Eu estava determinado a conseguir aquele estágio.
Entrei no prédio comercial e chique da zona sul, contrastando com minhas roupas simples e batidas da periferia. Eu queria muito aquele estágio, então tentava desesperadamente esquecer o abismo social de todo dia, naquele prédio chique e comercial, com espelhos mais valiosos que minha vida. Minha mente se dividia em duas: uma tentava se lembrar das dicas de entrevista de emprego, a outra tentava se lembrar do que era ser livre, frente a ameaça de me perder para sempre em um emprego tedioso e mau remunerado para pagar contas e me arrastar até a morte. Era a vida adulta chegando devagar e rompendo minhas crenças. Me identifico; carteira surrada de trabalho. Entro no elevador.
Saio do elevador. Era um andar grande e dividido verticalmente. De um lado, salas de um órgão público, o outro era corrido, e no final havia a sala de espera. Sento em um sofá imenso, preto, de couro. Desapareço nele e me sinto pequeno. Meus olhos rapidamente encontram a janela. Montanhas e prédios são do que Belo Horizonte é formada. E de gente gay e fumante também.
Enquanto aguardava em um misto de excitação e tédio, uma figura saiu de dentro da sala onde seria meu provável covil. Era um homem, por volta dos 40. Cabelo desgrenhado, já ralo e meio careca, camisa social branca com listras vermelhas, suspensórios, calça social bege, sapatênis. É possível que eu esteja inventando um pouco seu traje, mas pelas conversas que ouvi pude saber que ele era um chefe, e sua relação jovial com os subordinados era digno de um personagem. Um personagem que minha criatividade se mataria para escrever.
Eu estava determinado a conseguir aquele estágio.
Mas a partir daquele momento minha mente estava dominada pela imaginação. Como viveria aquele ser tão distinto, em um órgão público lotado de pessoas que sabiam muito bem a idade a qual pertenciam? Ele brincava, falava alto.

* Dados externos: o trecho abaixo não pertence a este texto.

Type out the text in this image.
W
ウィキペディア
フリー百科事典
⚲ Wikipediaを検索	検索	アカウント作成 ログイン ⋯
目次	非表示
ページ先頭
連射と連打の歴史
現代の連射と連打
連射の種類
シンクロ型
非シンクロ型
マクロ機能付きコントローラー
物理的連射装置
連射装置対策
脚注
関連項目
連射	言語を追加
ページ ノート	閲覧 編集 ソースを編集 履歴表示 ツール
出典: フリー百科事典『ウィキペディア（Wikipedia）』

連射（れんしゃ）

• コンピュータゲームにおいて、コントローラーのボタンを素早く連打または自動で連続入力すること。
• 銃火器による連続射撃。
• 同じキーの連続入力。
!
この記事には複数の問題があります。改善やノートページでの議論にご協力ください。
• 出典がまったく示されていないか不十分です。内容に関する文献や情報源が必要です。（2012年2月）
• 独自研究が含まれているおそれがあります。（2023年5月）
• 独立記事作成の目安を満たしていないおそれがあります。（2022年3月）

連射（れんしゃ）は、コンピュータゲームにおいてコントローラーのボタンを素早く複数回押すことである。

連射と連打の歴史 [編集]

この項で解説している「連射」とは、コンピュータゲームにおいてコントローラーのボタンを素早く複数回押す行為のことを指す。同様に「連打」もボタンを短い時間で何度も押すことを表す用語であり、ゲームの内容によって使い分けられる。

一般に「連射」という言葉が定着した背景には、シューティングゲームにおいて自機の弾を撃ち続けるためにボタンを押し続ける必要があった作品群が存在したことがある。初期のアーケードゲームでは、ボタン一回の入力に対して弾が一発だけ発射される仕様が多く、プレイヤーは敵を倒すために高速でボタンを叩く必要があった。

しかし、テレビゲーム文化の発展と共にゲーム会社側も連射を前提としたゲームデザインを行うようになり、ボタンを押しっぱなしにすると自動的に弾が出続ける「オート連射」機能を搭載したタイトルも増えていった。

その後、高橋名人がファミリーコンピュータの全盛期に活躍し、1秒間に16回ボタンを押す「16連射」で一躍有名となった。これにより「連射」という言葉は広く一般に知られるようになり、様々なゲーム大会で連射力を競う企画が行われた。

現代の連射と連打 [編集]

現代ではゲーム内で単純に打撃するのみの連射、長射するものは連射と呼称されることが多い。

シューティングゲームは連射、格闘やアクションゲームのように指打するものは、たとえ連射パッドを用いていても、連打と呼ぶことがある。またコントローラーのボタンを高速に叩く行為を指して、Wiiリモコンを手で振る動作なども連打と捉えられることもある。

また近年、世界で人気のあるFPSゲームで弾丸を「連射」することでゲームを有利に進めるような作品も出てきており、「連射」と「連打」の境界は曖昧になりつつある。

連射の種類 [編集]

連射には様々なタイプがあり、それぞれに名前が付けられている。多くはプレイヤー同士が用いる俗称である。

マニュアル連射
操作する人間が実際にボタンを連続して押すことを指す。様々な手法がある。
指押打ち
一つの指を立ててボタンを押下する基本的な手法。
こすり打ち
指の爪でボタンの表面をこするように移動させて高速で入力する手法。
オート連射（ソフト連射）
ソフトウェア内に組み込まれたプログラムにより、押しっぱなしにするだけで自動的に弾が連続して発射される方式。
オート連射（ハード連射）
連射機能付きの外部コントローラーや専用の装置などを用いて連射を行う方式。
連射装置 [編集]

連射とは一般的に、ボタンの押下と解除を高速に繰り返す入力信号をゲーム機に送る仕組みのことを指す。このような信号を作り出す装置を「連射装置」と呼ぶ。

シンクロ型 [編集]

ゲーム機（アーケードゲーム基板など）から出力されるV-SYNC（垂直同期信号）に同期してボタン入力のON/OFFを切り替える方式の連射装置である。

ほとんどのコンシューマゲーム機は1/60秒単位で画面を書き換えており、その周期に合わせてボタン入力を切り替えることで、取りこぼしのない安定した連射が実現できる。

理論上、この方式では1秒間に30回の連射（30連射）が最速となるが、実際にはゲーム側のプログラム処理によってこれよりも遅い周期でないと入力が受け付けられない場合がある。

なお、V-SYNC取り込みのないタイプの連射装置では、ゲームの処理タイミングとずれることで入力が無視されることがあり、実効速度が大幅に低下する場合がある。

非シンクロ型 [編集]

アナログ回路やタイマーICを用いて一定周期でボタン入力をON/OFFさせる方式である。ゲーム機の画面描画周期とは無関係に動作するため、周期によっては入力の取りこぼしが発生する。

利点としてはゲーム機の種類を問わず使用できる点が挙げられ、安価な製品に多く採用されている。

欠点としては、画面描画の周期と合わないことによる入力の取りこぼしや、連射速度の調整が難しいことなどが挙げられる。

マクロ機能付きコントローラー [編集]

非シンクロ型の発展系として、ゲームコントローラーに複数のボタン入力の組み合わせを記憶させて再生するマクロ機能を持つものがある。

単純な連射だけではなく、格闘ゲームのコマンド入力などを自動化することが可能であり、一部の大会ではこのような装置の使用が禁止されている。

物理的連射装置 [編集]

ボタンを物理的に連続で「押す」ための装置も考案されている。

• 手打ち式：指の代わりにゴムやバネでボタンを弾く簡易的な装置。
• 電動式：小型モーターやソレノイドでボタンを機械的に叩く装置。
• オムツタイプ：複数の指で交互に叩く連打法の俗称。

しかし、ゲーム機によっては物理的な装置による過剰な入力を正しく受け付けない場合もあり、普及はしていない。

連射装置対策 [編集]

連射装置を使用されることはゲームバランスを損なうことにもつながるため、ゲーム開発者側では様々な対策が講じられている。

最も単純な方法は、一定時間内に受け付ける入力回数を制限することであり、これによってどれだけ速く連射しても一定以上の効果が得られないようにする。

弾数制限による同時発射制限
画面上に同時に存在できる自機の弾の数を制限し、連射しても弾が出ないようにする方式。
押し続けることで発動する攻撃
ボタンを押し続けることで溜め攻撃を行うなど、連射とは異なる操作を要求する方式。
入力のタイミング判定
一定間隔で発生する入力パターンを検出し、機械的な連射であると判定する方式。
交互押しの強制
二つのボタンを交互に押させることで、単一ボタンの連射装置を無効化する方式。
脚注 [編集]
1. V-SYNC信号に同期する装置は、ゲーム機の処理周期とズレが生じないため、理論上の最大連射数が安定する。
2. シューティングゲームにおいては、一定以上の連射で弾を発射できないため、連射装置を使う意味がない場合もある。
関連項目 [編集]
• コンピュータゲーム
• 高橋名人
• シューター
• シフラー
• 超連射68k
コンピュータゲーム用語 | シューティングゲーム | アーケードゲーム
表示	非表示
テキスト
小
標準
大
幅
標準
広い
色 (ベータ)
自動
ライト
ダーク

As pessoas ao seu redor pareciam ter um misto de admiração e pena, apreciação pela coragem e vergonha alheia, tudo ao mesmo tempo. O fato de ser superior hierárquico poderia contar muito também. Talvez fosse tudo o que ele tinha. Queria escrever um episódio sobre aquilo. Como se chamaria? O cara do trabalho? O louco do governo? Ele frequentava bares? Era gay e fumante? Tinha uma vida dupla? Se ele fosse meu chefe, conseguiria lidar com ele sem ficar analisando sua vida como um esquisitão perturbado pela criatividade não explorada?
A entrevista começa.
Era uma mulher de 30 e poucos anos. Cansada. Talvez casada, com filhos irritantes e um marido brocha. A questão é que tudo que eu conseguia pensar eram em personagens. Ela quase não pergunta da minha vida pessoal e acadêmica. Fala por horas sobre as atribuições de um trabalho que muito provavelmente eu não iria conseguir. Olho pela janela, Belo Horizonte se exibe para mim como uma puta barata. Uma outra candidata entra. Vinte e poucos anos, gatinha da zona sul bem criada pelos pais. Veio de carro, cheirosa e pontual. Vim de ônibus, andei por cinco quarteirões, meu pai me ameaçou dar uma facada há duas semanas do meu aniversário de 18 anos. Penso muito em um cigarro, ela me chama para a prova prática. Me põe em frente ao computador e pede que eu redija um texto sobre algo que eu não pesquisei direito no dia anterior. Eu estava determinado.
O cara excêntrico desvia minha atenção. As mulheres ao redor dele também. Toda a cena estava armada, a iluminação certa, o roteiro perfeito, os diálogos e situações de dar inveja em qualquer Woody Allen da vida. Era minha vida ficando ruim por mais algum tempo. Escrevo qualquer coisa. Saio jurando que vou escrever uma série.
Mas quando abandono o prédio comercial, chique e bem refrigerado e avanço pelo centro, minha mente descreve um outro personagem, preso em uma história que nunca teve coragem de interpretar. Sempre olhando pela janela, no ônibus lotado, imaginando a vida alheia, vivendo sensações por trás dos olhos. Com pouca ou nenhuma vontade de crescer. Volto para o meu bairro mal construído, as calçadas destruídas, as ocupações abandonadas, o concreto seco, a fumaça densa, muita arma, muita droga, pouco dinheiro e pouco perdão.
É, eu realmente estava determinado a conseguir aquele estágio.